1. to give site users improved access to the content EMC has been aggregating since August 2012, so they can look for bloggers posting on topics they're interested in, explore what's happening in the early modern blogosphere, and so on.

2. to facilitate and encourage the proactive use of post categories/tags by groups of bloggers with shared interests. All searches can be bookmarked for reference, making it possible to create useful resources of blogging about specific news, topics, conferences, etc, in a similar fashion to Twitter hashtags. Bloggers could agree on a shared tag for posts, or an event organiser could announce one in advance, as is often done with Twitter hashtags.

Caveats and Work in Progress

This does not search post content, and it will not find any informal keywords/hashtags within the body of posts.

If EMC doesn't find any <category> tags for a post in the RSS feed it is classified as uncategorized.
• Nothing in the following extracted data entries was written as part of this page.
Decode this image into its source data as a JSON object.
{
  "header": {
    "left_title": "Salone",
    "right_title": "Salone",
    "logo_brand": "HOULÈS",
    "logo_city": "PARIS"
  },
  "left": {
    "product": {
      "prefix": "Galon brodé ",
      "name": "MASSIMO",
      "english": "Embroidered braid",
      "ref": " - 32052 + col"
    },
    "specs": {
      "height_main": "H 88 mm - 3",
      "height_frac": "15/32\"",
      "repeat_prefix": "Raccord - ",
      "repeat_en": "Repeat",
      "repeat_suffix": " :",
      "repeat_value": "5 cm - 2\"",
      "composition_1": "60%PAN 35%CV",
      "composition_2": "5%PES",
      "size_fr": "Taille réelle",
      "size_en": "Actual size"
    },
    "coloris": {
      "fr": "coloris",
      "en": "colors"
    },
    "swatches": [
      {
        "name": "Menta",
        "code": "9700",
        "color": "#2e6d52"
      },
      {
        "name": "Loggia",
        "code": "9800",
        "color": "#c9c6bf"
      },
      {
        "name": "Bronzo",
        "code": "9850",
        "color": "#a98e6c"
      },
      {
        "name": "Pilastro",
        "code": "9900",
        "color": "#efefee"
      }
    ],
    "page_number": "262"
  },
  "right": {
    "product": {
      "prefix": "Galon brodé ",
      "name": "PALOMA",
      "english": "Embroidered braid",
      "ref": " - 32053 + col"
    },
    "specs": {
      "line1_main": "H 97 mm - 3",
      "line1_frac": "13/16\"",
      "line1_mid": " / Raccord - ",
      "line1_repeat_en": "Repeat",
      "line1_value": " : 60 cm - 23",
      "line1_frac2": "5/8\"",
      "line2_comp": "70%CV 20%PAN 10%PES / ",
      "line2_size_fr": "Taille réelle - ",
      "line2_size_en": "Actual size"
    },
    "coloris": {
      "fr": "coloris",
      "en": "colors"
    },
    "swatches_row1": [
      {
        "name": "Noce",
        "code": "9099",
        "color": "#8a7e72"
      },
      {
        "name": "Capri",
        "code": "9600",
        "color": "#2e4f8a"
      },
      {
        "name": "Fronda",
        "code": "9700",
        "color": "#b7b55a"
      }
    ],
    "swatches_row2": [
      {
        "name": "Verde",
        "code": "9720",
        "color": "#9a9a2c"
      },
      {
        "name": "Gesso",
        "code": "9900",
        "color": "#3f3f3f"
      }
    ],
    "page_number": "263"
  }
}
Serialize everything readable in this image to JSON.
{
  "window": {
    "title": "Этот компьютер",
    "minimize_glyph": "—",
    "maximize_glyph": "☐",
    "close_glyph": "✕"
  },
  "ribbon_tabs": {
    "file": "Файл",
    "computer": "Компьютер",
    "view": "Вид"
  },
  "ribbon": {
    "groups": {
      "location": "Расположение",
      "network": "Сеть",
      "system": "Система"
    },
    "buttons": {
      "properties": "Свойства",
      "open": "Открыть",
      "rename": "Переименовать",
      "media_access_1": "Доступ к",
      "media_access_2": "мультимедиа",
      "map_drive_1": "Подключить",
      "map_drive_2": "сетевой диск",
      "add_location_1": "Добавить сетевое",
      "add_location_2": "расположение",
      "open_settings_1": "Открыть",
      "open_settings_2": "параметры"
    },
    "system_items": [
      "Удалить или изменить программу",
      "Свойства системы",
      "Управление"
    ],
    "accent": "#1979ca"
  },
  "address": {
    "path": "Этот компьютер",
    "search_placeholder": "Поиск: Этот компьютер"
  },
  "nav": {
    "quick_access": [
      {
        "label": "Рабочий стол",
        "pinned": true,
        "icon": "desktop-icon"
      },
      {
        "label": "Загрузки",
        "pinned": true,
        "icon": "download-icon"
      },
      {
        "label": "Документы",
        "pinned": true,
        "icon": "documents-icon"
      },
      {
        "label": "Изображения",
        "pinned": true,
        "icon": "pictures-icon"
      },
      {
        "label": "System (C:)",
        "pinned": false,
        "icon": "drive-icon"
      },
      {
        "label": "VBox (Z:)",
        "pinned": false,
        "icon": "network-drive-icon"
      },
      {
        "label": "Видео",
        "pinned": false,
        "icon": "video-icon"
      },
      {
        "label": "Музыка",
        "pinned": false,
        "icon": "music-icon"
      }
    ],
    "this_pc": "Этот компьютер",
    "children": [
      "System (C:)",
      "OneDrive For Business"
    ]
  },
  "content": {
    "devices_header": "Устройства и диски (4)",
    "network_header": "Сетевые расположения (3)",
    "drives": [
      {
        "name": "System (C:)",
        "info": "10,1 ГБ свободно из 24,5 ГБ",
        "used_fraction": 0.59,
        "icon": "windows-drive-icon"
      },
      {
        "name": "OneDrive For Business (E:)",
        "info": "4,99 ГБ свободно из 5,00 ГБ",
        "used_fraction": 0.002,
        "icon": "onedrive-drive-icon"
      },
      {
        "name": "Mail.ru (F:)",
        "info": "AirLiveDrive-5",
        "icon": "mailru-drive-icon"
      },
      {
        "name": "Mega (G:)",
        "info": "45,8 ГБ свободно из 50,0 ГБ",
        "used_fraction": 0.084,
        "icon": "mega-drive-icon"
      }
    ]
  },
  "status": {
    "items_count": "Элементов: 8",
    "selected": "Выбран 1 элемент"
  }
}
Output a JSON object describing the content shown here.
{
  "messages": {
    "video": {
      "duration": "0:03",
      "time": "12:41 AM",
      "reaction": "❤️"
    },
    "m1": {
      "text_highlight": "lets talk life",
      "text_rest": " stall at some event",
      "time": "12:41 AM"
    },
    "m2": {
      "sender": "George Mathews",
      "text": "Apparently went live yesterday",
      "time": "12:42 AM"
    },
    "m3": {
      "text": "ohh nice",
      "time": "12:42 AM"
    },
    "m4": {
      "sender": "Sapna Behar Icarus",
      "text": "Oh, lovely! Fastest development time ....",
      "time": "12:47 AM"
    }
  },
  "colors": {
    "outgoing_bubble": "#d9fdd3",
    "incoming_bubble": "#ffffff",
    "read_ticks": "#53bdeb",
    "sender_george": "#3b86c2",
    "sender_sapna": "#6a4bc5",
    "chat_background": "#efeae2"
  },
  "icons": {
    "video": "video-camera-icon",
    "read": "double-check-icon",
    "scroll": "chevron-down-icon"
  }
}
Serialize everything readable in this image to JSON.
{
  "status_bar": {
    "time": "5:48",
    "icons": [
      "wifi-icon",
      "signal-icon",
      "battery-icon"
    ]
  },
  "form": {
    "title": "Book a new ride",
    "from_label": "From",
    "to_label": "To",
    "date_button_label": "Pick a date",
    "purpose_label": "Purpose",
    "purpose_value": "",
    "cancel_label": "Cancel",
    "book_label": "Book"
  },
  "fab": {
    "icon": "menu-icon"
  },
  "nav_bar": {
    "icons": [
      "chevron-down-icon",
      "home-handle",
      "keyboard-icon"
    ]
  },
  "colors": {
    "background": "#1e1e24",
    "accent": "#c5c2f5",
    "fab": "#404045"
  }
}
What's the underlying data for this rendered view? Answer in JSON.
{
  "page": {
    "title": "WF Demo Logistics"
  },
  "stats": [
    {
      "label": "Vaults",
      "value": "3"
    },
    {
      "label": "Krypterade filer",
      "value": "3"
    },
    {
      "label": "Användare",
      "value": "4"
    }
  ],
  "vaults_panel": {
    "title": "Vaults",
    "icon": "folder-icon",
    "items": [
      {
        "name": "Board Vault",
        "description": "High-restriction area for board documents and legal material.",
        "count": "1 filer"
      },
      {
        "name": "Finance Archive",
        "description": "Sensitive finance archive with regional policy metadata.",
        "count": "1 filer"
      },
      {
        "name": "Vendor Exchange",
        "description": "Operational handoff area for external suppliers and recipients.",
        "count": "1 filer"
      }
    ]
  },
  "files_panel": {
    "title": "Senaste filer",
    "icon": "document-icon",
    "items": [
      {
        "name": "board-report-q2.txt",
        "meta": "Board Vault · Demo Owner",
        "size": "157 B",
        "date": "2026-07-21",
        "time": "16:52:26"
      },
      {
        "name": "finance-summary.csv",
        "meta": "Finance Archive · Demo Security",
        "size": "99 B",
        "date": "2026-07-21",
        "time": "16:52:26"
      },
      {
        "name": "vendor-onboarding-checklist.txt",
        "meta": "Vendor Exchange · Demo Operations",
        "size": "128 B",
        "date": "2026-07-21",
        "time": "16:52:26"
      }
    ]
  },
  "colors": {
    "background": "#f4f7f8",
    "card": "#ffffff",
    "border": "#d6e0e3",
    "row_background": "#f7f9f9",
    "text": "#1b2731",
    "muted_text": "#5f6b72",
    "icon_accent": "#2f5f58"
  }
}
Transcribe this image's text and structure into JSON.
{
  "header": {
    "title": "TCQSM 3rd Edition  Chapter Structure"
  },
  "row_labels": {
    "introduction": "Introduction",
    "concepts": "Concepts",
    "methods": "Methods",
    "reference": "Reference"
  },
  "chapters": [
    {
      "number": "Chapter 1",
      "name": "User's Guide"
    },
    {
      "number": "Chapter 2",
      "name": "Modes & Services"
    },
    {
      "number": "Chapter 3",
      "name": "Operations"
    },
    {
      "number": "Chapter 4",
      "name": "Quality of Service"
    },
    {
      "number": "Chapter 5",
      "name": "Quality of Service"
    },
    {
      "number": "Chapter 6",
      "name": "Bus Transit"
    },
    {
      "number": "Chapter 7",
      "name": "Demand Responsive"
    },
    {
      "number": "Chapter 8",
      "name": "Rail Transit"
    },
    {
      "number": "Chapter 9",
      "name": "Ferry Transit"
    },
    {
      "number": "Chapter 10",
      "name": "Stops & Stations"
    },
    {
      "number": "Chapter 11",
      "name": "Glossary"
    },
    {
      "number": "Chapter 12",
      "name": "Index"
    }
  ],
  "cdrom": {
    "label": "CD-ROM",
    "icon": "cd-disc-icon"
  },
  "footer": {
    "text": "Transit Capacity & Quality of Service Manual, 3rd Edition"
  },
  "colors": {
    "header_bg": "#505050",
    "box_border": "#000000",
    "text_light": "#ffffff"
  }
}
These and any <category> 'uncategorized' from the feed are omitted from search results. (It should always be borne in mind that some bloggers never use any kind of category or tag at all.)

This will not be a 'real time' search, although EMC updates content every few hours so it's never very far behind events.

The search is at present quite basic and limited. I plan to add a number of more sophisticated features in the future including the ability to filter by blog tags and by dates. I may also introduce RSS feeds for search queries at some point.

Constructing Search Query URLs

If you'd like to use an event tag, it's possible to work out in advance what the URL will be, without needing to visit EMC and run the search manually (though you might be advised to check it works!). But you'll need to use URL encoding as appropriate for any spaces or punctuation in the tag (so it might be a good idea to avoid them).

This is the basic structure:

http://emc.historycarnival.org/searchcat?s={search term or phrase}

For example, the URL for a simple search for categories containing London:

http://emc.historycarnival.org/searchcat?s=london

The URL for a search for the exact category Gunpowder Plot:

http://emc.historycarnival.org/searchcat?s=Gunpowder%20Plot&exact=on

In this more complex URL, %20 is the URL encoding for a space between words and &exact=on adds the exact category requirement.

I'll do my best to ensure that the basic URL construction (searchcat?s=...) is stable and persistent as long as the site is around.